On dirait qu'on attend qu'il se passe de nouveau quelque chose, mais il ne se passe plus rien.

- Vous devriez aller à la cafétéria et revenir dans un moment.

J'emmène Josée. Elle semble avoir froid, on est pourtant en plein été.

La bénévole qui devait s'occuper de nous a été prévenue trop tard. Elle nous rejoint affublée d'un chapeau ridicule.

Ni Josée, ni moi, ne sommes capables de faire marcher l'ascenceur. On descend à pied.

Au rez-de-chaussée, un écriteau indique :
"De onze heures trente à midi trente, la cafétéria est réservée au personnel"
La salle est pleine de blouses blanches, bourdonnante de conversations.

Mais les nouvelles vont vite, on s'écarte autour de nous, on nous fait de la place. Josée va chercher un jus d'orange.
Tout à coup, j'ai une faim terrible. Je demande machinalement un plat du jour et je dévore une escalope de veau.

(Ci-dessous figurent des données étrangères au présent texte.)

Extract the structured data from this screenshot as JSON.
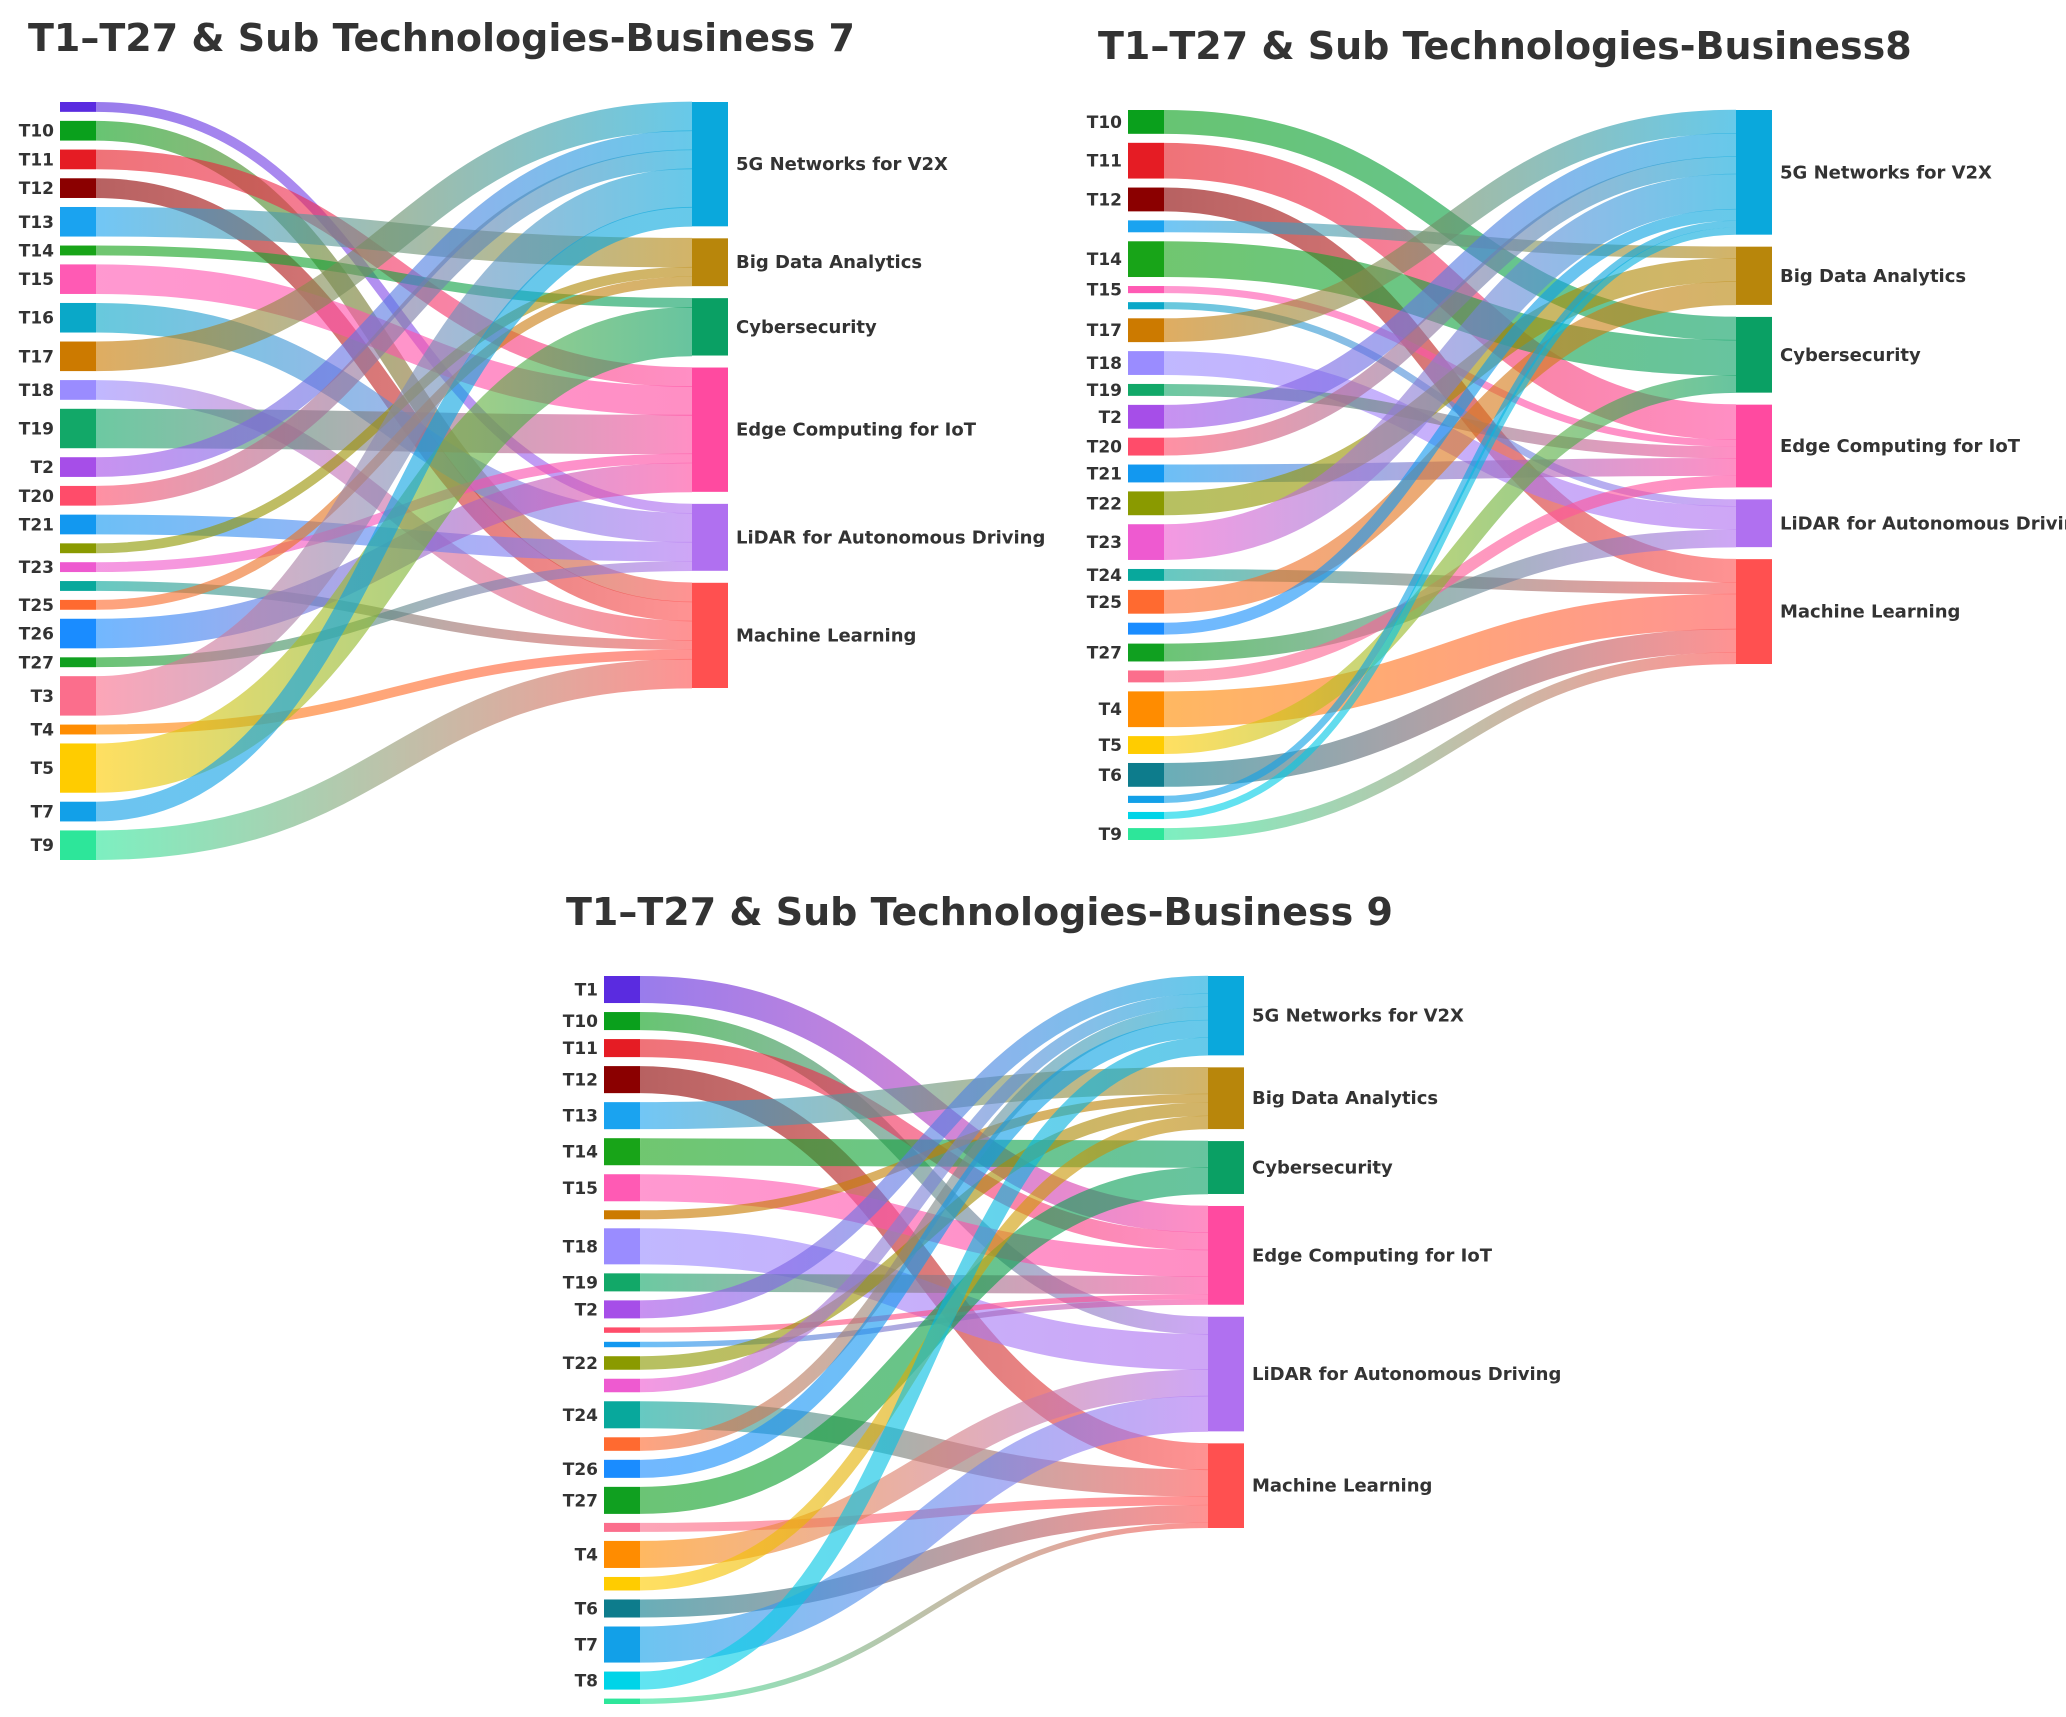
{
  "colors": {
    "T1": "#5a2be0",
    "T2": "#a64ee8",
    "T3": "#fb6e8c",
    "T4": "#ff8c00",
    "T5": "#ffcc00",
    "T6": "#0d7c8c",
    "T7": "#12a0e8",
    "T8": "#00d4e8",
    "T9": "#2de69a",
    "T10": "#0aa01c",
    "T11": "#e51c24",
    "T12": "#8b0000",
    "T13": "#1aa3f0",
    "T14": "#18a418",
    "T15": "#ff5ab4",
    "T16": "#0aa8c8",
    "T17": "#cc7a00",
    "T18": "#9a8cff",
    "T19": "#12a868",
    "T20": "#ff4c6a",
    "T21": "#1298f0",
    "T22": "#8a9a00",
    "T23": "#ee5ad0",
    "T24": "#08a89c",
    "T25": "#ff6a30",
    "T26": "#1a8cff",
    "T27": "#10a020",
    "5G Networks for V2X": "#0aa8dc",
    "Big Data Analytics": "#b8860b",
    "Cybersecurity": "#0aa064",
    "Edge Computing for IoT": "#ff4aa0",
    "LiDAR for Autonomous Driving": "#b070f0",
    "Machine Learning": "#ff5050"
  },
  "panels": [
    {
      "title": "T1–T27 & Sub Technologies-Business 7",
      "nodes": [
        {
          "id": "T1",
          "label": "",
          "value": 1
        },
        {
          "id": "T10",
          "label": "T10",
          "value": 2
        },
        {
          "id": "T11",
          "label": "T11",
          "value": 2
        },
        {
          "id": "T12",
          "label": "T12",
          "value": 2
        },
        {
          "id": "T13",
          "label": "T13",
          "value": 3
        },
        {
          "id": "T14",
          "label": "T14",
          "value": 1
        },
        {
          "id": "T15",
          "label": "T15",
          "value": 3
        },
        {
          "id": "T16",
          "label": "T16",
          "value": 3
        },
        {
          "id": "T17",
          "label": "T17",
          "value": 3
        },
        {
          "id": "T18",
          "label": "T18",
          "value": 2
        },
        {
          "id": "T19",
          "label": "T19",
          "value": 4
        },
        {
          "id": "T2",
          "label": "T2",
          "value": 2
        },
        {
          "id": "T20",
          "label": "T20",
          "value": 2
        },
        {
          "id": "T21",
          "label": "T21",
          "value": 2
        },
        {
          "id": "T22",
          "label": "",
          "value": 1
        },
        {
          "id": "T23",
          "label": "T23",
          "value": 1
        },
        {
          "id": "T24",
          "label": "",
          "value": 1
        },
        {
          "id": "T25",
          "label": "T25",
          "value": 1
        },
        {
          "id": "T26",
          "label": "T26",
          "value": 3
        },
        {
          "id": "T27",
          "label": "T27",
          "value": 1
        },
        {
          "id": "T3",
          "label": "T3",
          "value": 4
        },
        {
          "id": "T4",
          "label": "T4",
          "value": 1
        },
        {
          "id": "T5",
          "label": "T5",
          "value": 5
        },
        {
          "id": "T7",
          "label": "T7",
          "value": 2
        },
        {
          "id": "T9",
          "label": "T9",
          "value": 3
        }
      ],
      "targets": [
        {
          "id": "5G Networks for V2X",
          "label": "5G Networks for V2X"
        },
        {
          "id": "Big Data Analytics",
          "label": "Big Data Analytics"
        },
        {
          "id": "Cybersecurity",
          "label": "Cybersecurity"
        },
        {
          "id": "Edge Computing for IoT",
          "label": "Edge Computing for IoT"
        },
        {
          "id": "LiDAR for Autonomous Driving",
          "label": "LiDAR for Autonomous Driving"
        },
        {
          "id": "Machine Learning",
          "label": "Machine Learning"
        }
      ],
      "links": [
        [
          "T1",
          "LiDAR for Autonomous Driving",
          1
        ],
        [
          "T10",
          "Machine Learning",
          2
        ],
        [
          "T11",
          "Edge Computing for IoT",
          2
        ],
        [
          "T12",
          "Machine Learning",
          2
        ],
        [
          "T13",
          "Big Data Analytics",
          3
        ],
        [
          "T14",
          "Cybersecurity",
          1
        ],
        [
          "T15",
          "Edge Computing for IoT",
          3
        ],
        [
          "T16",
          "LiDAR for Autonomous Driving",
          3
        ],
        [
          "T17",
          "5G Networks for V2X",
          3
        ],
        [
          "T18",
          "Machine Learning",
          2
        ],
        [
          "T19",
          "Edge Computing for IoT",
          4
        ],
        [
          "T2",
          "5G Networks for V2X",
          2
        ],
        [
          "T20",
          "5G Networks for V2X",
          2
        ],
        [
          "T21",
          "LiDAR for Autonomous Driving",
          2
        ],
        [
          "T22",
          "Big Data Analytics",
          1
        ],
        [
          "T23",
          "Edge Computing for IoT",
          1
        ],
        [
          "T24",
          "Machine Learning",
          1
        ],
        [
          "T25",
          "Big Data Analytics",
          1
        ],
        [
          "T26",
          "Edge Computing for IoT",
          3
        ],
        [
          "T27",
          "LiDAR for Autonomous Driving",
          1
        ],
        [
          "T3",
          "5G Networks for V2X",
          4
        ],
        [
          "T4",
          "Machine Learning",
          1
        ],
        [
          "T5",
          "Cybersecurity",
          5
        ],
        [
          "T7",
          "5G Networks for V2X",
          2
        ],
        [
          "T9",
          "Machine Learning",
          3
        ]
      ]
    },
    {
      "title": "T1–T27 & Sub Technologies-Business8",
      "nodes": [
        {
          "id": "T10",
          "label": "T10",
          "value": 2
        },
        {
          "id": "T11",
          "label": "T11",
          "value": 3
        },
        {
          "id": "T12",
          "label": "T12",
          "value": 2
        },
        {
          "id": "T13",
          "label": "",
          "value": 1
        },
        {
          "id": "T14",
          "label": "T14",
          "value": 3
        },
        {
          "id": "T15",
          "label": "T15",
          "value": 0.6
        },
        {
          "id": "T16",
          "label": "",
          "value": 0.6
        },
        {
          "id": "T17",
          "label": "T17",
          "value": 2
        },
        {
          "id": "T18",
          "label": "T18",
          "value": 2
        },
        {
          "id": "T19",
          "label": "T19",
          "value": 1
        },
        {
          "id": "T2",
          "label": "T2",
          "value": 2
        },
        {
          "id": "T20",
          "label": "T20",
          "value": 1.5
        },
        {
          "id": "T21",
          "label": "T21",
          "value": 1.5
        },
        {
          "id": "T22",
          "label": "T22",
          "value": 2
        },
        {
          "id": "T23",
          "label": "T23",
          "value": 3
        },
        {
          "id": "T24",
          "label": "T24",
          "value": 1
        },
        {
          "id": "T25",
          "label": "T25",
          "value": 2
        },
        {
          "id": "T26",
          "label": "",
          "value": 1
        },
        {
          "id": "T27",
          "label": "T27",
          "value": 1.5
        },
        {
          "id": "T3",
          "label": "",
          "value": 1
        },
        {
          "id": "T4",
          "label": "T4",
          "value": 3
        },
        {
          "id": "T5",
          "label": "T5",
          "value": 1.5
        },
        {
          "id": "T6",
          "label": "T6",
          "value": 2
        },
        {
          "id": "T7",
          "label": "",
          "value": 0.6
        },
        {
          "id": "T8",
          "label": "",
          "value": 0.6
        },
        {
          "id": "T9",
          "label": "T9",
          "value": 1
        }
      ],
      "targets": [
        {
          "id": "5G Networks for V2X",
          "label": "5G Networks for V2X"
        },
        {
          "id": "Big Data Analytics",
          "label": "Big Data Analytics"
        },
        {
          "id": "Cybersecurity",
          "label": "Cybersecurity"
        },
        {
          "id": "Edge Computing for IoT",
          "label": "Edge Computing for IoT"
        },
        {
          "id": "LiDAR for Autonomous Driving",
          "label": "LiDAR for Autonomous Driving"
        },
        {
          "id": "Machine Learning",
          "label": "Machine Learning"
        }
      ],
      "links": [
        [
          "T10",
          "Cybersecurity",
          2
        ],
        [
          "T11",
          "Edge Computing for IoT",
          3
        ],
        [
          "T12",
          "Machine Learning",
          2
        ],
        [
          "T13",
          "Big Data Analytics",
          1
        ],
        [
          "T14",
          "Cybersecurity",
          3
        ],
        [
          "T15",
          "Edge Computing for IoT",
          0.6
        ],
        [
          "T16",
          "LiDAR for Autonomous Driving",
          0.6
        ],
        [
          "T17",
          "5G Networks for V2X",
          2
        ],
        [
          "T18",
          "LiDAR for Autonomous Driving",
          2
        ],
        [
          "T19",
          "Edge Computing for IoT",
          1
        ],
        [
          "T2",
          "5G Networks for V2X",
          2
        ],
        [
          "T20",
          "5G Networks for V2X",
          1.5
        ],
        [
          "T21",
          "Edge Computing for IoT",
          1.5
        ],
        [
          "T22",
          "Big Data Analytics",
          2
        ],
        [
          "T23",
          "5G Networks for V2X",
          3
        ],
        [
          "T24",
          "Machine Learning",
          1
        ],
        [
          "T25",
          "Big Data Analytics",
          2
        ],
        [
          "T26",
          "5G Networks for V2X",
          1
        ],
        [
          "T27",
          "LiDAR for Autonomous Driving",
          1.5
        ],
        [
          "T3",
          "Edge Computing for IoT",
          1
        ],
        [
          "T4",
          "Machine Learning",
          3
        ],
        [
          "T5",
          "Cybersecurity",
          1.5
        ],
        [
          "T6",
          "Machine Learning",
          2
        ],
        [
          "T7",
          "5G Networks for V2X",
          0.6
        ],
        [
          "T8",
          "5G Networks for V2X",
          0.6
        ],
        [
          "T9",
          "Machine Learning",
          1
        ]
      ]
    },
    {
      "title": "T1–T27 & Sub Technologies-Business 9",
      "nodes": [
        {
          "id": "T1",
          "label": "T1",
          "value": 3
        },
        {
          "id": "T10",
          "label": "T10",
          "value": 2
        },
        {
          "id": "T11",
          "label": "T11",
          "value": 2
        },
        {
          "id": "T12",
          "label": "T12",
          "value": 3
        },
        {
          "id": "T13",
          "label": "T13",
          "value": 3
        },
        {
          "id": "T14",
          "label": "T14",
          "value": 3
        },
        {
          "id": "T15",
          "label": "T15",
          "value": 3
        },
        {
          "id": "T17",
          "label": "",
          "value": 1
        },
        {
          "id": "T18",
          "label": "T18",
          "value": 4
        },
        {
          "id": "T19",
          "label": "T19",
          "value": 2
        },
        {
          "id": "T2",
          "label": "T2",
          "value": 2
        },
        {
          "id": "T20",
          "label": "",
          "value": 0.6
        },
        {
          "id": "T21",
          "label": "",
          "value": 0.6
        },
        {
          "id": "T22",
          "label": "T22",
          "value": 1.5
        },
        {
          "id": "T23",
          "label": "",
          "value": 1.5
        },
        {
          "id": "T24",
          "label": "T24",
          "value": 3
        },
        {
          "id": "T25",
          "label": "",
          "value": 1.5
        },
        {
          "id": "T26",
          "label": "T26",
          "value": 2
        },
        {
          "id": "T27",
          "label": "T27",
          "value": 3
        },
        {
          "id": "T3",
          "label": "",
          "value": 1
        },
        {
          "id": "T4",
          "label": "T4",
          "value": 3
        },
        {
          "id": "T5",
          "label": "",
          "value": 1.5
        },
        {
          "id": "T6",
          "label": "T6",
          "value": 2
        },
        {
          "id": "T7",
          "label": "T7",
          "value": 4
        },
        {
          "id": "T8",
          "label": "T8",
          "value": 2
        },
        {
          "id": "T9",
          "label": "",
          "value": 0.6
        }
      ],
      "targets": [
        {
          "id": "5G Networks for V2X",
          "label": "5G Networks for V2X"
        },
        {
          "id": "Big Data Analytics",
          "label": "Big Data Analytics"
        },
        {
          "id": "Cybersecurity",
          "label": "Cybersecurity"
        },
        {
          "id": "Edge Computing for IoT",
          "label": "Edge Computing for IoT"
        },
        {
          "id": "LiDAR for Autonomous Driving",
          "label": "LiDAR for Autonomous Driving"
        },
        {
          "id": "Machine Learning",
          "label": "Machine Learning"
        }
      ],
      "links": [
        [
          "T1",
          "Edge Computing for IoT",
          3
        ],
        [
          "T10",
          "LiDAR for Autonomous Driving",
          2
        ],
        [
          "T11",
          "Edge Computing for IoT",
          2
        ],
        [
          "T12",
          "Machine Learning",
          3
        ],
        [
          "T13",
          "Big Data Analytics",
          3
        ],
        [
          "T14",
          "Cybersecurity",
          3
        ],
        [
          "T15",
          "Edge Computing for IoT",
          3
        ],
        [
          "T17",
          "Big Data Analytics",
          1
        ],
        [
          "T18",
          "LiDAR for Autonomous Driving",
          4
        ],
        [
          "T19",
          "Edge Computing for IoT",
          2
        ],
        [
          "T2",
          "5G Networks for V2X",
          2
        ],
        [
          "T20",
          "Edge Computing for IoT",
          0.6
        ],
        [
          "T21",
          "Edge Computing for IoT",
          0.6
        ],
        [
          "T22",
          "Big Data Analytics",
          1.5
        ],
        [
          "T23",
          "5G Networks for V2X",
          1.5
        ],
        [
          "T24",
          "Machine Learning",
          3
        ],
        [
          "T25",
          "5G Networks for V2X",
          1.5
        ],
        [
          "T26",
          "5G Networks for V2X",
          2
        ],
        [
          "T27",
          "Cybersecurity",
          3
        ],
        [
          "T3",
          "Machine Learning",
          1
        ],
        [
          "T4",
          "LiDAR for Autonomous Driving",
          3
        ],
        [
          "T5",
          "Big Data Analytics",
          1.5
        ],
        [
          "T6",
          "Machine Learning",
          2
        ],
        [
          "T7",
          "LiDAR for Autonomous Driving",
          4
        ],
        [
          "T8",
          "5G Networks for V2X",
          2
        ],
        [
          "T9",
          "Machine Learning",
          0.6
        ]
      ]
    }
  ]
}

On évoque les derniers jours de la malade.

Josée remonte; elle veut revoir sa mère.

Je quitte l'hôpital. Dehors, deux petites filles jouent à la marelle sur le trottoir.

J'essaie de me rappeler le visage de la jolie infirmière, mais je l'ai déjà oublié, je serais incapable de la reconnaître si je la croisais dans la rue.